Os fatores altistas observados nos mercados internacionais se refletiram também na Europa, porém, a valorização foi menor ao observado nos EUA, já que a variação semanal foi de quase 3%, sendo o preço de fechamento na sexta-feira de 212 euros/tonelada.
No que tange a produção local, a Comissão Europeia atualizou na quinta-feira passada as estimativas de trigo para a safra 2024/25, estimando o valor mais baixo dos últimos quatro anos, dada a menor área esperada. Assim, a oferta da União Europeia seria de 102,2 milhões de toneladas, abaixo dos 120,8 milhões de toneladas projetados no mês anterior.
A causa da diminuição na área plantada esperada responde aos mesmos motivos observados em 2020, onde intensas chuvas entre o outono e inverno do hemisfério norte afetaram o andamento do plantio, fazendo com que os agricultores perdessem a janela ótima e obrigando-os a optar por outras culturas.

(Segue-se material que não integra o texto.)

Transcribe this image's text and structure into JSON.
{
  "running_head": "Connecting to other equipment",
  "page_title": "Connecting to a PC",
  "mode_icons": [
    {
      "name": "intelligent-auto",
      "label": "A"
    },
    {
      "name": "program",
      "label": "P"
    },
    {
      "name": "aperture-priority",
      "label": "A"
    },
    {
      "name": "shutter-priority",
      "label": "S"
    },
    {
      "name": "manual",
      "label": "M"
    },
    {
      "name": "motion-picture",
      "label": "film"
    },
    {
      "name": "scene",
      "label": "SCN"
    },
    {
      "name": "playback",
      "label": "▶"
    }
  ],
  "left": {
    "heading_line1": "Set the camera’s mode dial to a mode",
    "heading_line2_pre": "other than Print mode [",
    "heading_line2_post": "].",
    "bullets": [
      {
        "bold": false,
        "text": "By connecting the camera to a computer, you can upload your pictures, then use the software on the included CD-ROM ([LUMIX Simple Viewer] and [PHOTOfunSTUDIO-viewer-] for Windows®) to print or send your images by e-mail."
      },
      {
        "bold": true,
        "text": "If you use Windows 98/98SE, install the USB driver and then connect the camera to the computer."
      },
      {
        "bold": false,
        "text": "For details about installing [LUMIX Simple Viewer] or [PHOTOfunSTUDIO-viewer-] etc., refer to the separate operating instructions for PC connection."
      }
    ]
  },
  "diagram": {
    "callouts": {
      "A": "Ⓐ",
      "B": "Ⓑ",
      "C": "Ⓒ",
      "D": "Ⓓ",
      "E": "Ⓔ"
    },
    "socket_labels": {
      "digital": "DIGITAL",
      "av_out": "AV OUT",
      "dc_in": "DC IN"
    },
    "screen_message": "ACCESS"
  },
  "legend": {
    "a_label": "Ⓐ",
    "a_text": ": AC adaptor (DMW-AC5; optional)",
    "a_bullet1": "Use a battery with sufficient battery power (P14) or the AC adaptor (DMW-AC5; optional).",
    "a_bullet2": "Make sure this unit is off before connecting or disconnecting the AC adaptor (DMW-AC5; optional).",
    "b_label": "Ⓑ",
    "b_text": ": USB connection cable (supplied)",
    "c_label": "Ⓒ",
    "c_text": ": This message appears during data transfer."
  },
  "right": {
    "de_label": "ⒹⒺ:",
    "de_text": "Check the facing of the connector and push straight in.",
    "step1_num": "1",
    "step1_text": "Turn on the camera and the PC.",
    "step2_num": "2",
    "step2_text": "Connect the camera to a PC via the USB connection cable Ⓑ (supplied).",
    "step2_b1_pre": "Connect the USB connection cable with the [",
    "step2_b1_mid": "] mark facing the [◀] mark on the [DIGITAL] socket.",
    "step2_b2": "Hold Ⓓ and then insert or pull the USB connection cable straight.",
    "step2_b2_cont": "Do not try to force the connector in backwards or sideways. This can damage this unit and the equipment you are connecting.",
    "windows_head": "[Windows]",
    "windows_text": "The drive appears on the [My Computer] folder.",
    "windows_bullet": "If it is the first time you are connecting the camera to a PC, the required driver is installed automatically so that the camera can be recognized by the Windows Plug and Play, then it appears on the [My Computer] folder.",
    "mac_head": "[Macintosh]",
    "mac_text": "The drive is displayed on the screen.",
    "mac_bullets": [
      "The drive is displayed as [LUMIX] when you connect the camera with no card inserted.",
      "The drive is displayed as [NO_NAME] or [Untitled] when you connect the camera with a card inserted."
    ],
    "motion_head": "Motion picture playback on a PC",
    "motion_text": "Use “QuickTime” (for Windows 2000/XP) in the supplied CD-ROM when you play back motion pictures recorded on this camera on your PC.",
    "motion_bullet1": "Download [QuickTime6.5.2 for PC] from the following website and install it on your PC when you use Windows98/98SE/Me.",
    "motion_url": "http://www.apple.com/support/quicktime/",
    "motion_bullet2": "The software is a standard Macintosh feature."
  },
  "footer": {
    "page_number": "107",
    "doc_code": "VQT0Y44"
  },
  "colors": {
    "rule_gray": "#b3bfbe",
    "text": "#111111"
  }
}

A semana, que foi de forte rali para os preços internacionais de trigo, foi intensamente influenciada por aspectos relacionados aos fundamentos vindos da região do Mar Negro. A forte alta registrada no começo da semana esteve relacionada sobretudo a uma atenção dos agentes quanto às condições climáticas na região, que é a principal produtora de trigo do mundo. Os volumes de precipitação observados no mês de abril vieram significativamente abaixo da média histórica para as regiões do sul da Rússia e do leste da Ucrânia. O regime climático adverso tem deixado os agentes mais cautelosos quanto à disponibilidade do cereal por parte da Rússia, fazendo com que haja um aumento da cobertura das posições vendidas dos agentes que operam o mercado futuro de trigo. Vale sempre lembrar que a região do Mar Negro é de onde vem a maior parte do consumo global de trigo. Além disso, nesta safra, os volumes do cereal produzidos fora da região são um dos menores em comparação à história recente, fazendo com que o mercado preste particular atenção para o desenvolvimento das lavouras no leste europeu, uma vez que qualquer problema, relacionado tanto à produção quanto à capacidade de escoamento, pode impactar de maneira relevante os preços do mundo.

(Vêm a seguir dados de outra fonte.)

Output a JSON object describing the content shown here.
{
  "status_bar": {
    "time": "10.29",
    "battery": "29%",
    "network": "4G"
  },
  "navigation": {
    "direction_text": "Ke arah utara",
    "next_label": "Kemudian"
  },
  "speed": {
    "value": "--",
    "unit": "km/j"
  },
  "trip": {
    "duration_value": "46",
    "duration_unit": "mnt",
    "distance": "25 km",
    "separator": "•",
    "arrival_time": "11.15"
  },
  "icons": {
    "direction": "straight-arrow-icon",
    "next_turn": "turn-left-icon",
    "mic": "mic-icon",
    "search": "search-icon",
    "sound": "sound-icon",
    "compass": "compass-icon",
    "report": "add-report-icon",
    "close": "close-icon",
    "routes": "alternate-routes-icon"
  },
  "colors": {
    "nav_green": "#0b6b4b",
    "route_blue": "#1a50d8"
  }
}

No mapa abaixo, podemos ver a anomalia de precipitação dos últimos 30 dias em comparação à média histórica. Conforme destacado pelo círculo tracejado, o leste ucraniano e o sul da Rússia vieram registrado pouca chuva, conforme comentado.
(%) de chuvas frente à média histórica, últimos 30 dias

Fonte: NOAA. Elaboração: StoneX. (acessado em: Mapas Interativos de Clima)
Olhando para o clima geopolítico, o que veio dominando o noticiário foi o pacote de ajuda aprovado no congresso dos EUA que deve destinar US$ 61 bilhões para a Ucrânia. O fato vem em um momento em que o conflito tem se acirrado no front de batalha. Nos últimos dias, a Rússia vem registrando avanços importantes na região do Donbass, o que vem fazendo com que o governo ucraniano busque maneiras de reverter o cenário. Dessa forma, o pacote de ajuda e as novas regras de alistamento, reduzindo a idade de alistamento obrigatório, vêm no sentido de tentar frear novos avanços.